The damage to the working class and poor Americans, both in economic and human terms, is devastating. It's a double challenge for minorities.
And now President Biden has eliminated $10,000 of student debt for low-income people and up to $20,000 for those who qualified for Pell Grants.
The official Republican response came instantly, as USA Today reporter Joey Garrison noted on Twitter:
"The @RNC on Biden's student loan debt cancellation: 'This is Biden's bailout for the wealthy. As hardworking Americans struggle with soaring costs and a recession, Biden is giving a handout to the rich.'"
Which is particularly bizarre. "Wealthy" and "rich" people--by definition--don't need student loan forgiveness because they don't have student loans.
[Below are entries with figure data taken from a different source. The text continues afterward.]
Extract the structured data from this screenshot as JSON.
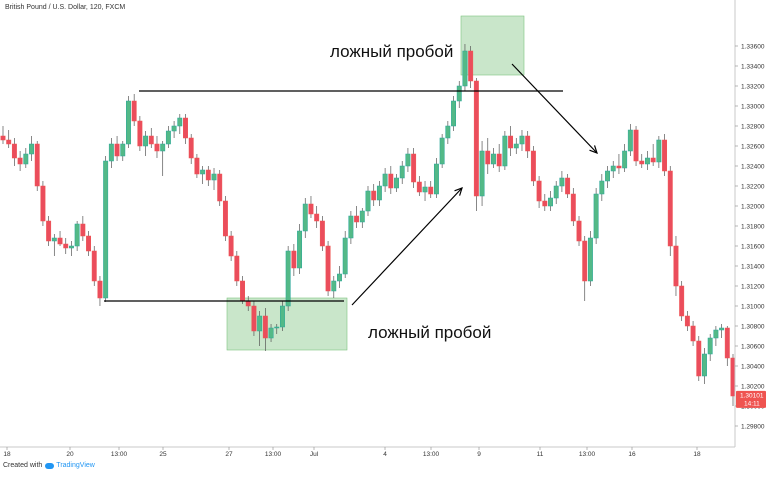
{
  "header": {
    "symbol_title": "British Pound / U.S. Dollar, 120, FXCM"
  },
  "footer": {
    "created_with": "Created with",
    "brand": "TradingView"
  },
  "colors": {
    "up": "#26a69a",
    "up_body": "#53b987",
    "down": "#ef5350",
    "down_body": "#eb4d5c",
    "wick": "#555555",
    "zone_fill": "#a5d6a7",
    "line": "#000000",
    "price_label_bg": "#ef5350",
    "axis_text": "#333333"
  },
  "annotations": [
    {
      "id": "false-breakout-top",
      "text": "ложный пробой"
    },
    {
      "id": "false-breakout-bottom",
      "text": "ложный пробой"
    }
  ],
  "price_label": {
    "value": "1.30101",
    "time_left": "14:11"
  },
  "chart_data": {
    "type": "candlestick",
    "title": "British Pound / U.S. Dollar, 120, FXCM",
    "ylim": [
      1.297,
      1.3383
    ],
    "y_ticks": [
      "1.33600",
      "1.33400",
      "1.33200",
      "1.33000",
      "1.32800",
      "1.32600",
      "1.32400",
      "1.32200",
      "1.32000",
      "1.31800",
      "1.31600",
      "1.31400",
      "1.31200",
      "1.31000",
      "1.30800",
      "1.30600",
      "1.30400",
      "1.30200",
      "1.30000",
      "1.29800"
    ],
    "x_ticks": [
      "18",
      "20",
      "13:00",
      "25",
      "27",
      "13:00",
      "Jul",
      "4",
      "13:00",
      "9",
      "11",
      "13:00",
      "16",
      "18"
    ],
    "resistance_level": 1.3315,
    "support_level": 1.3105,
    "candles": [
      [
        1.327,
        1.328,
        1.3262,
        1.3266
      ],
      [
        1.3266,
        1.3276,
        1.3258,
        1.3262
      ],
      [
        1.3262,
        1.3268,
        1.324,
        1.3248
      ],
      [
        1.3248,
        1.3255,
        1.3235,
        1.3242
      ],
      [
        1.3242,
        1.3258,
        1.3238,
        1.3252
      ],
      [
        1.3252,
        1.327,
        1.3245,
        1.3262
      ],
      [
        1.3262,
        1.3265,
        1.3215,
        1.322
      ],
      [
        1.322,
        1.3225,
        1.318,
        1.3185
      ],
      [
        1.3185,
        1.319,
        1.316,
        1.3165
      ],
      [
        1.3165,
        1.3172,
        1.315,
        1.3168
      ],
      [
        1.3168,
        1.3175,
        1.316,
        1.3162
      ],
      [
        1.3162,
        1.3168,
        1.3152,
        1.3158
      ],
      [
        1.3158,
        1.3165,
        1.315,
        1.316
      ],
      [
        1.316,
        1.3185,
        1.3155,
        1.3182
      ],
      [
        1.3182,
        1.319,
        1.3165,
        1.317
      ],
      [
        1.317,
        1.3175,
        1.315,
        1.3155
      ],
      [
        1.3155,
        1.316,
        1.312,
        1.3125
      ],
      [
        1.3125,
        1.313,
        1.31,
        1.3108
      ],
      [
        1.3108,
        1.325,
        1.3104,
        1.3245
      ],
      [
        1.3245,
        1.3268,
        1.3238,
        1.3262
      ],
      [
        1.3262,
        1.327,
        1.3245,
        1.325
      ],
      [
        1.325,
        1.3265,
        1.3245,
        1.3262
      ],
      [
        1.3262,
        1.331,
        1.3258,
        1.3305
      ],
      [
        1.3305,
        1.3312,
        1.328,
        1.3285
      ],
      [
        1.3285,
        1.329,
        1.3255,
        1.326
      ],
      [
        1.326,
        1.3275,
        1.325,
        1.327
      ],
      [
        1.327,
        1.3278,
        1.3258,
        1.3262
      ],
      [
        1.3262,
        1.327,
        1.3248,
        1.3255
      ],
      [
        1.3255,
        1.3265,
        1.323,
        1.3262
      ],
      [
        1.3262,
        1.328,
        1.3258,
        1.3275
      ],
      [
        1.3275,
        1.3285,
        1.3268,
        1.328
      ],
      [
        1.328,
        1.3292,
        1.3272,
        1.3288
      ],
      [
        1.3288,
        1.3292,
        1.3262,
        1.3268
      ],
      [
        1.3268,
        1.3272,
        1.3242,
        1.3248
      ],
      [
        1.3248,
        1.3252,
        1.3228,
        1.3232
      ],
      [
        1.3232,
        1.324,
        1.3222,
        1.3236
      ],
      [
        1.3236,
        1.324,
        1.322,
        1.3226
      ],
      [
        1.3226,
        1.3238,
        1.3216,
        1.3232
      ],
      [
        1.3232,
        1.3236,
        1.32,
        1.3205
      ],
      [
        1.3205,
        1.321,
        1.3165,
        1.317
      ],
      [
        1.317,
        1.3175,
        1.3145,
        1.315
      ],
      [
        1.315,
        1.3155,
        1.312,
        1.3125
      ],
      [
        1.3125,
        1.313,
        1.3102,
        1.3105
      ],
      [
        1.3105,
        1.311,
        1.3095,
        1.31
      ],
      [
        1.31,
        1.3105,
        1.307,
        1.3075
      ],
      [
        1.3075,
        1.3095,
        1.306,
        1.309
      ],
      [
        1.309,
        1.3098,
        1.3055,
        1.3068
      ],
      [
        1.3068,
        1.3082,
        1.3064,
        1.3078
      ],
      [
        1.3078,
        1.3082,
        1.3072,
        1.3079
      ],
      [
        1.3079,
        1.3105,
        1.3075,
        1.31
      ],
      [
        1.31,
        1.316,
        1.3095,
        1.3155
      ],
      [
        1.3155,
        1.3162,
        1.313,
        1.3138
      ],
      [
        1.3138,
        1.3182,
        1.3132,
        1.3175
      ],
      [
        1.3175,
        1.3208,
        1.3168,
        1.3202
      ],
      [
        1.3202,
        1.321,
        1.3188,
        1.3192
      ],
      [
        1.3192,
        1.32,
        1.3178,
        1.3185
      ],
      [
        1.3185,
        1.319,
        1.3155,
        1.316
      ],
      [
        1.316,
        1.3165,
        1.311,
        1.3115
      ],
      [
        1.3115,
        1.313,
        1.3108,
        1.3125
      ],
      [
        1.3125,
        1.314,
        1.3118,
        1.3132
      ],
      [
        1.3132,
        1.3175,
        1.3128,
        1.3168
      ],
      [
        1.3168,
        1.3195,
        1.3162,
        1.319
      ],
      [
        1.319,
        1.32,
        1.3178,
        1.3184
      ],
      [
        1.3184,
        1.3198,
        1.3178,
        1.3195
      ],
      [
        1.3195,
        1.322,
        1.319,
        1.3215
      ],
      [
        1.3215,
        1.3222,
        1.32,
        1.3206
      ],
      [
        1.3206,
        1.3225,
        1.32,
        1.322
      ],
      [
        1.322,
        1.3238,
        1.3214,
        1.3232
      ],
      [
        1.3232,
        1.324,
        1.3212,
        1.3218
      ],
      [
        1.3218,
        1.3232,
        1.3214,
        1.3228
      ],
      [
        1.3228,
        1.3245,
        1.3222,
        1.324
      ],
      [
        1.324,
        1.3258,
        1.3234,
        1.3252
      ],
      [
        1.3252,
        1.3258,
        1.3218,
        1.3224
      ],
      [
        1.3224,
        1.323,
        1.321,
        1.3214
      ],
      [
        1.3214,
        1.3225,
        1.3205,
        1.3219
      ],
      [
        1.3219,
        1.3225,
        1.3208,
        1.3212
      ],
      [
        1.3212,
        1.3248,
        1.3208,
        1.3242
      ],
      [
        1.3242,
        1.3272,
        1.3238,
        1.3268
      ],
      [
        1.3268,
        1.3285,
        1.3262,
        1.328
      ],
      [
        1.328,
        1.331,
        1.3275,
        1.3305
      ],
      [
        1.3305,
        1.3325,
        1.3298,
        1.332
      ],
      [
        1.332,
        1.3362,
        1.3315,
        1.3355
      ],
      [
        1.3355,
        1.336,
        1.3318,
        1.3325
      ],
      [
        1.3325,
        1.3328,
        1.3195,
        1.321
      ],
      [
        1.321,
        1.3265,
        1.32,
        1.3255
      ],
      [
        1.3255,
        1.3268,
        1.3232,
        1.3242
      ],
      [
        1.3242,
        1.3258,
        1.3238,
        1.3252
      ],
      [
        1.3252,
        1.3262,
        1.3234,
        1.324
      ],
      [
        1.324,
        1.3275,
        1.3236,
        1.327
      ],
      [
        1.327,
        1.328,
        1.325,
        1.3258
      ],
      [
        1.3258,
        1.3268,
        1.3252,
        1.3262
      ],
      [
        1.3262,
        1.3276,
        1.3255,
        1.327
      ],
      [
        1.327,
        1.3275,
        1.3248,
        1.3255
      ],
      [
        1.3255,
        1.326,
        1.322,
        1.3225
      ],
      [
        1.3225,
        1.323,
        1.3198,
        1.3205
      ],
      [
        1.3205,
        1.3212,
        1.3195,
        1.32
      ],
      [
        1.32,
        1.3215,
        1.3195,
        1.3208
      ],
      [
        1.3208,
        1.3225,
        1.3202,
        1.322
      ],
      [
        1.322,
        1.3235,
        1.3214,
        1.3228
      ],
      [
        1.3228,
        1.3232,
        1.3208,
        1.3212
      ],
      [
        1.3212,
        1.3218,
        1.318,
        1.3185
      ],
      [
        1.3185,
        1.319,
        1.316,
        1.3165
      ],
      [
        1.3165,
        1.317,
        1.3105,
        1.3125
      ],
      [
        1.3125,
        1.3175,
        1.312,
        1.3168
      ],
      [
        1.3168,
        1.3218,
        1.3162,
        1.3212
      ],
      [
        1.3212,
        1.3232,
        1.3205,
        1.3225
      ],
      [
        1.3225,
        1.324,
        1.3218,
        1.3235
      ],
      [
        1.3235,
        1.3245,
        1.3228,
        1.324
      ],
      [
        1.324,
        1.3252,
        1.3232,
        1.3238
      ],
      [
        1.3238,
        1.3262,
        1.3234,
        1.3255
      ],
      [
        1.3255,
        1.3282,
        1.325,
        1.3276
      ],
      [
        1.3276,
        1.328,
        1.324,
        1.3245
      ],
      [
        1.3245,
        1.3252,
        1.3238,
        1.3242
      ],
      [
        1.3242,
        1.3255,
        1.3236,
        1.3248
      ],
      [
        1.3248,
        1.3262,
        1.324,
        1.3244
      ],
      [
        1.3244,
        1.327,
        1.3238,
        1.3266
      ],
      [
        1.3266,
        1.3272,
        1.323,
        1.3235
      ],
      [
        1.3235,
        1.324,
        1.315,
        1.316
      ],
      [
        1.316,
        1.317,
        1.311,
        1.312
      ],
      [
        1.312,
        1.3125,
        1.3085,
        1.309
      ],
      [
        1.309,
        1.3095,
        1.3075,
        1.308
      ],
      [
        1.308,
        1.3085,
        1.306,
        1.3065
      ],
      [
        1.3065,
        1.307,
        1.3025,
        1.303
      ],
      [
        1.303,
        1.3058,
        1.3022,
        1.3052
      ],
      [
        1.3052,
        1.3072,
        1.3045,
        1.3068
      ],
      [
        1.3068,
        1.308,
        1.306,
        1.3076
      ],
      [
        1.3076,
        1.3082,
        1.3068,
        1.3078
      ],
      [
        1.3078,
        1.308,
        1.304,
        1.3048
      ],
      [
        1.3048,
        1.3052,
        1.3,
        1.301
      ]
    ]
  }
}
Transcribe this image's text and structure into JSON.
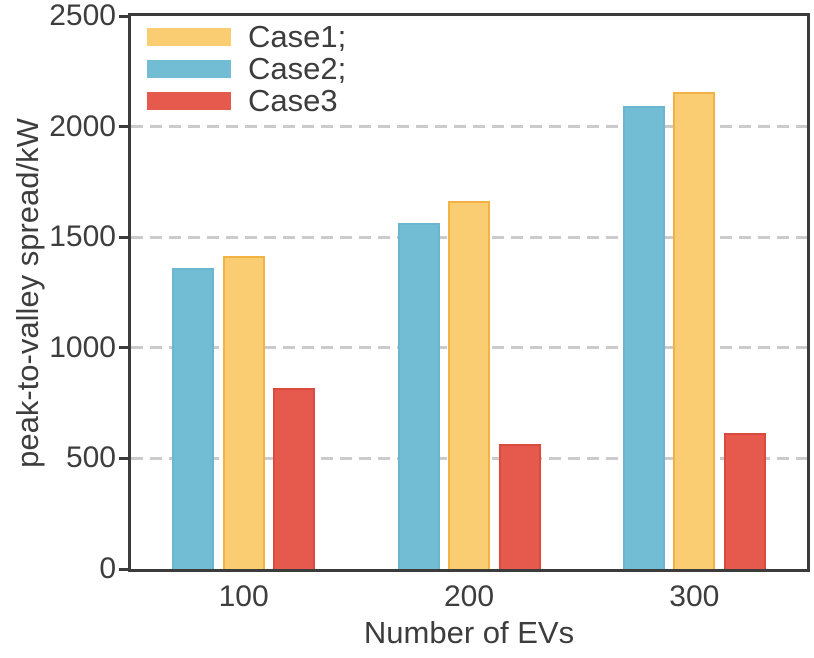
{
  "chart_data": {
    "type": "bar",
    "title": "",
    "xlabel": "Number of EVs",
    "ylabel": "peak-to-valley spread/kW",
    "categories": [
      "100",
      "200",
      "300"
    ],
    "series": [
      {
        "name": "Case1",
        "legend_label": "Case1;",
        "color": "#FACD73",
        "edge_color": "#F2B244",
        "values": [
          1415,
          1665,
          2155
        ]
      },
      {
        "name": "Case2",
        "legend_label": "Case2;",
        "color": "#72BCD4",
        "edge_color": "#6AB6D0",
        "values": [
          1360,
          1565,
          2095
        ]
      },
      {
        "name": "Case3",
        "legend_label": "Case3",
        "color": "#E65A4E",
        "edge_color": "#DA4A3E",
        "values": [
          820,
          565,
          615
        ]
      }
    ],
    "group_draw_order": [
      "Case2",
      "Case1",
      "Case3"
    ],
    "ylim": [
      0,
      2500
    ],
    "y_ticks": [
      0,
      500,
      1000,
      1500,
      2000,
      2500
    ],
    "grid": "horizontal-dashed",
    "legend_position": "top-left-inside",
    "colors": {
      "axis": "#3B3B3B",
      "text": "#3D3D3D",
      "grid": "#CBCBCB",
      "background": "#FFFFFF"
    }
  }
}
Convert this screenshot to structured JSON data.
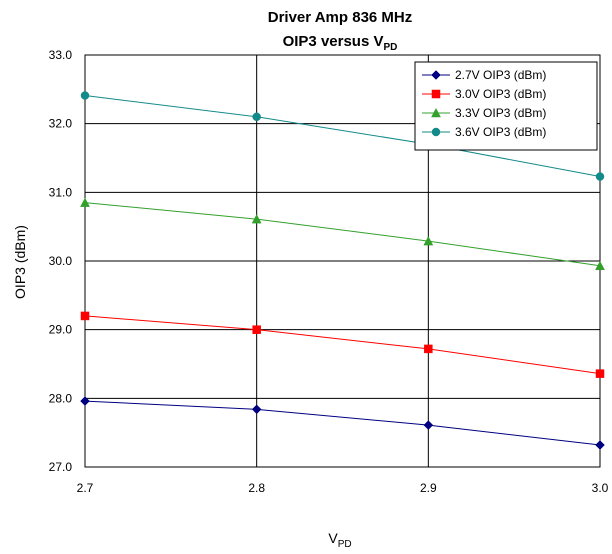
{
  "chart_data": {
    "type": "line",
    "title_line1": "Driver Amp 836 MHz",
    "title_line2": {
      "main": "OIP3 versus V",
      "sub": "PD"
    },
    "xlabel": {
      "main": "V",
      "sub": "PD"
    },
    "ylabel": "OIP3 (dBm)",
    "x": [
      2.7,
      2.8,
      2.9,
      3.0
    ],
    "x_tick_labels": [
      "2.7",
      "2.8",
      "2.9",
      "3.0"
    ],
    "y_tick_labels": [
      "27.0",
      "28.0",
      "29.0",
      "30.0",
      "31.0",
      "32.0",
      "33.0"
    ],
    "xlim": [
      2.7,
      3.0
    ],
    "ylim": [
      27.0,
      33.0
    ],
    "grid": true,
    "legend_position": "top-right",
    "series": [
      {
        "name": "2.7V OIP3 (dBm)",
        "color": "#000080",
        "marker": "diamond",
        "values": [
          27.96,
          27.84,
          27.61,
          27.32
        ]
      },
      {
        "name": "3.0V OIP3 (dBm)",
        "color": "#ff0000",
        "marker": "square",
        "values": [
          29.2,
          29.0,
          28.72,
          28.36
        ]
      },
      {
        "name": "3.3V OIP3 (dBm)",
        "color": "#33a02c",
        "marker": "triangle",
        "values": [
          30.85,
          30.61,
          30.29,
          29.93
        ]
      },
      {
        "name": "3.6V OIP3 (dBm)",
        "color": "#138a8a",
        "marker": "circle",
        "values": [
          32.41,
          32.1,
          31.7,
          31.23
        ]
      }
    ]
  }
}
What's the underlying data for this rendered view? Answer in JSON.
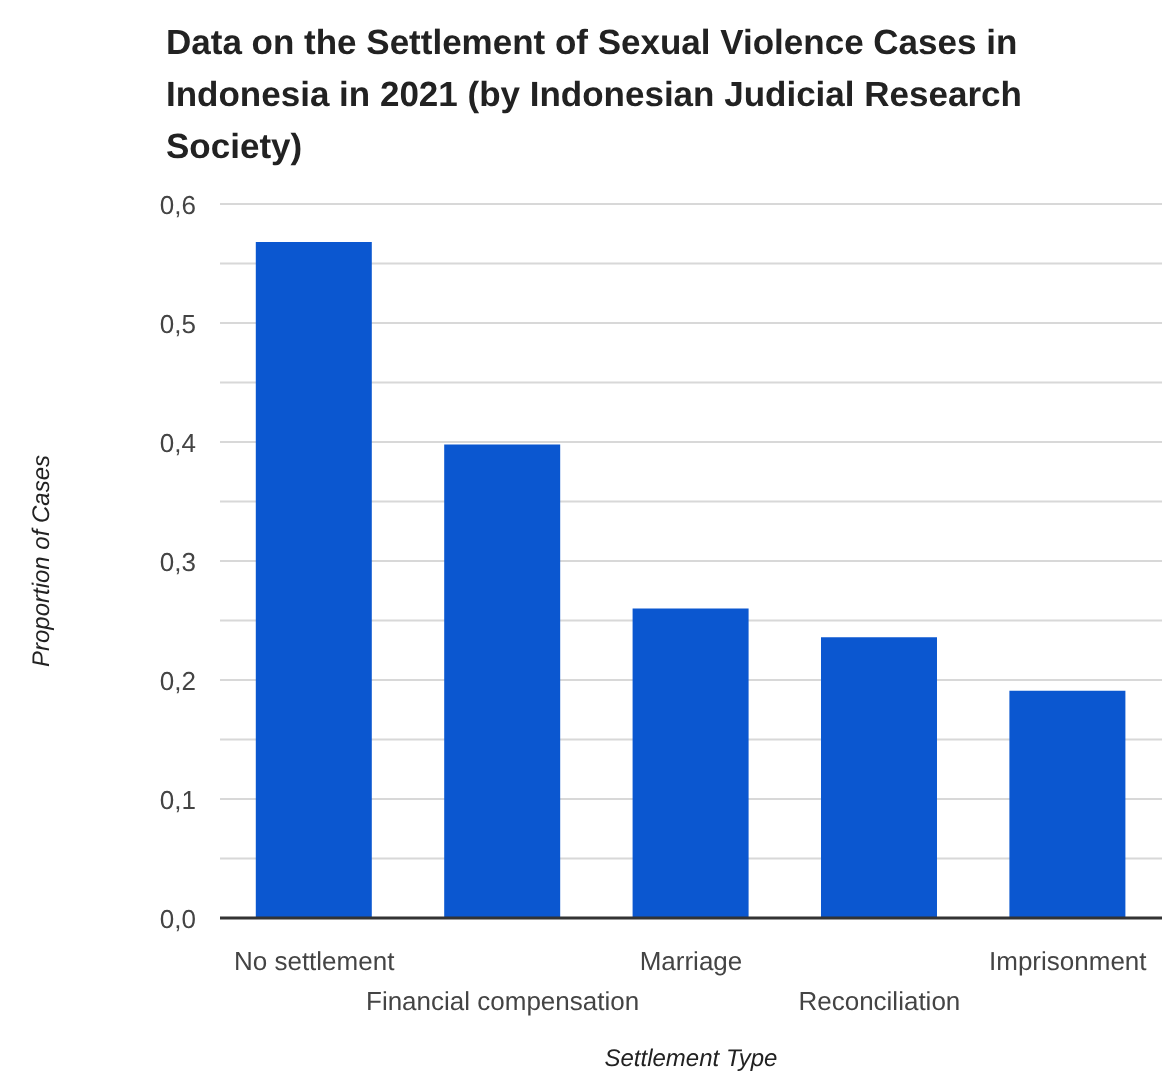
{
  "chart_data": {
    "type": "bar",
    "title": "Data on the Settlement of Sexual Violence Cases in Indonesia in 2021 (by Indonesian Judicial Research Society)",
    "xlabel": "Settlement Type",
    "ylabel": "Proportion of Cases",
    "categories": [
      "No settlement",
      "Financial compensation",
      "Marriage",
      "Reconciliation",
      "Imprisonment"
    ],
    "values": [
      0.568,
      0.398,
      0.26,
      0.236,
      0.191
    ],
    "color": "#0b57d0",
    "ylim": [
      0,
      0.6
    ],
    "yticks": [
      {
        "value": 0,
        "label": "0,0"
      },
      {
        "value": 0.05,
        "label": null
      },
      {
        "value": 0.1,
        "label": "0,1"
      },
      {
        "value": 0.15,
        "label": null
      },
      {
        "value": 0.2,
        "label": "0,2"
      },
      {
        "value": 0.25,
        "label": null
      },
      {
        "value": 0.3,
        "label": "0,3"
      },
      {
        "value": 0.35,
        "label": null
      },
      {
        "value": 0.4,
        "label": "0,4"
      },
      {
        "value": 0.45,
        "label": null
      },
      {
        "value": 0.5,
        "label": "0,5"
      },
      {
        "value": 0.55,
        "label": null
      },
      {
        "value": 0.6,
        "label": "0,6"
      }
    ],
    "grid": "y"
  }
}
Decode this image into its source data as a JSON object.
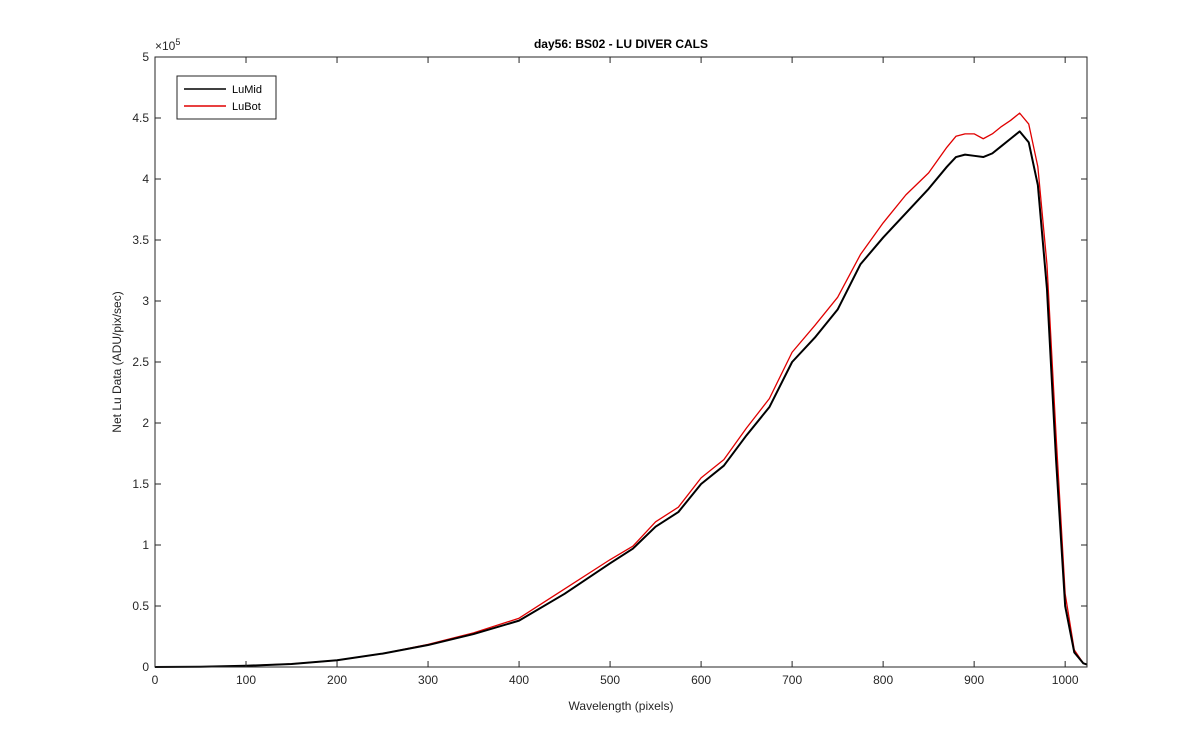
{
  "chart_data": {
    "type": "line",
    "title": "day56: BS02 - LU DIVER CALS",
    "xlabel": "Wavelength (pixels)",
    "ylabel": "Net Lu Data (ADU/pix/sec)",
    "xlim": [
      0,
      1024
    ],
    "ylim": [
      0,
      500000
    ],
    "y_exponent_label": "×10",
    "y_exponent_power": "5",
    "x_ticks": [
      0,
      100,
      200,
      300,
      400,
      500,
      600,
      700,
      800,
      900,
      1000
    ],
    "x_tick_labels": [
      "0",
      "100",
      "200",
      "300",
      "400",
      "500",
      "600",
      "700",
      "800",
      "900",
      "1000"
    ],
    "y_ticks": [
      0,
      50000,
      100000,
      150000,
      200000,
      250000,
      300000,
      350000,
      400000,
      450000,
      500000
    ],
    "y_tick_labels": [
      "0",
      "0.5",
      "1",
      "1.5",
      "2",
      "2.5",
      "3",
      "3.5",
      "4",
      "4.5",
      "5"
    ],
    "grid": false,
    "legend_position": "top-left",
    "x": [
      0,
      50,
      100,
      150,
      200,
      250,
      300,
      350,
      400,
      450,
      500,
      525,
      550,
      575,
      600,
      625,
      650,
      675,
      700,
      725,
      750,
      775,
      800,
      825,
      850,
      870,
      880,
      890,
      900,
      910,
      920,
      930,
      940,
      950,
      960,
      970,
      980,
      990,
      1000,
      1010,
      1020,
      1024
    ],
    "series": [
      {
        "name": "LuMid",
        "color": "#000000",
        "values": [
          0,
          200,
          1000,
          2500,
          5500,
          11000,
          18000,
          27000,
          38000,
          60000,
          85000,
          97000,
          115000,
          127000,
          150000,
          165000,
          190000,
          213000,
          250000,
          270000,
          293000,
          330000,
          352000,
          372000,
          392000,
          410000,
          418000,
          420000,
          419000,
          418000,
          421000,
          427000,
          433000,
          439000,
          430000,
          395000,
          310000,
          170000,
          50000,
          12000,
          3000,
          2000
        ]
      },
      {
        "name": "LuBot",
        "color": "#e00000",
        "values": [
          0,
          200,
          1000,
          2500,
          5500,
          11000,
          18500,
          28000,
          40000,
          64000,
          88000,
          99000,
          119000,
          131000,
          155000,
          170000,
          196000,
          220000,
          258000,
          280000,
          303000,
          338000,
          364000,
          387000,
          405000,
          426000,
          435000,
          437000,
          437000,
          433000,
          437000,
          443000,
          448000,
          454000,
          445000,
          410000,
          330000,
          190000,
          60000,
          14000,
          3000,
          2000
        ]
      }
    ]
  }
}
How gullible do Republicans think their voters are?
Just like for-profit health insurance, student loans are a malignancy attached to our republic by Republicans
Marjorie Taylor Greene wrote on Twitter that student loan forgiveness was "completely unfair." That's the same Republican congresswoman who just had $183,504 in PPP loans forgiven, and happily banked the money without a complaint.
Republican members of Congress, in fact, seem to be among those in the front of the debt-forgiveness line with their hands out, even as billionaires bankroll their campaigns and backstop their lifestyles.
As the Center for American Progress noted on Twitter in response to a GOP tweet whining that "If you take out a loan, you pay it back":
Member ---- Amount in PPP Loans Forgiven
Matt Gaetz (R-FL) - $476,000
Greg Pence (R-IN) - $79,441
Vern Buchanan (R-FL) - $2,800,000
Kevin Hern (R-OK) $1,070,000
Roger Williams (R-TX) $1,430,000
Brett Guthrie (R-KY) $4,300,000
Ralph Norman (R-SC) $306,250
Ralph Abraham (R-AL) $38,000
Mike Kelly (R-PA) $974,100
Vicki Hartzler (R-MO) $451,200
Markwayne Mullin (R-OK) $988,700
Carol Miller (R-WV) $3,100,000
So, yeah, Republicans are complete hypocrites about forgiving loan debt, in addition to pushing policies that actually hurt our nation (not to mention the generation coming up).
Ten thousand dollars in debt forgiveness is a start, but if we really want America to soar, we need to go away beyond that.
Just like for-profit health insurance, student loans are a malignancy attached to our republic by Republicans trying to increase profits for their donors while extracting more and more cash from working-class families.
Congress should not only zero-out existing student debt across our nation but revive the post-war government support for education--from Jefferson and Lincoln to the GI Bill and college subsidies--that the Reagan, Bush, Bush II, and the Trump administrations have destroyed.
Then, and only then, can the true "making America great again" begin.